Solution for $x$, $\sin^{-1} (x-\frac{x^2}{2}+\frac{x^3}{4}-\cdots)+\cos^{-1} (x^2-\frac{x^4}{2}+\frac{x^6}{4}-\cdots)=\frac{\pi}{2}$
I have tried,
$ 1-\frac{x^2}{2}+\frac{x^3}{4}-\cdots=:y$
Now, rewrite the equation in terms of $y$,
$\sin^{-1} (x-1+y)+\cos^{-1} x^2y=\frac{\pi}{2}\Rightarrow \sin^{-1}(x-1+y)=\sin^{-1}x^2y$
$\Rightarrow x-1+y-x^2y=0\Rightarrow(x-1)(1+y+xy)=0$
But, the answer is given $0$,$1$ . How to get $x=0$ solution from my process?(I admits that $0$ is a root of the equation.)
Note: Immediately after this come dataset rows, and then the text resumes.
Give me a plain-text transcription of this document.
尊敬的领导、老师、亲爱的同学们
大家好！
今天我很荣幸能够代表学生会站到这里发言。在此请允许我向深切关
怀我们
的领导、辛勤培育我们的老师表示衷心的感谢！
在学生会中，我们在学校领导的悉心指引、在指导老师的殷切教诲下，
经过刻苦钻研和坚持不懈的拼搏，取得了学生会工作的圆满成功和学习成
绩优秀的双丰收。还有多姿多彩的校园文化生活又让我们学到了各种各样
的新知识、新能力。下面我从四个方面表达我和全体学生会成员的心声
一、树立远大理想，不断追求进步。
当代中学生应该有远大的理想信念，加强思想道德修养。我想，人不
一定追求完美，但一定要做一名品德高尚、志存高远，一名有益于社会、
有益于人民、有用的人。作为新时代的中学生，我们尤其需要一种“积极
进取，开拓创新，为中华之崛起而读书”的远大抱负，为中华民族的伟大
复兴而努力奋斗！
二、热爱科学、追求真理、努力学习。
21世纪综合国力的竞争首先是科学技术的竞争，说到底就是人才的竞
$x^2-\frac{x^4}{2}+\frac{x^6}{4}-\cdots$ is not equal to $x^2y:=x^2\left(1-\frac{x^2}{2}+\frac{x^3}{4}-\cdots\right).$
Instead, define, for every $x\in D:=(-2,2):$ $$f(x):=x\left(1-\frac x2+\frac{x^2}4-\dots\right)=x\sum_{n=0}^\infty\left(\frac{-x}2\right)^n=\frac x{1+\frac x2},$$ Note that $|f(x)|\le1$ iff moreover, $x\ge-\frac23.$
The equation thus only makes sense for $-\frac23\le x<\sqrt2,$ and rewrites then $$\arcsin f(x)+\arccos f(x^2)=\frac\pi2,$$
which is equivalent to $$f(x)=f(x^2).$$ Since $f$ is one-to-one (on $D$), the solutions are $0$ and $1.$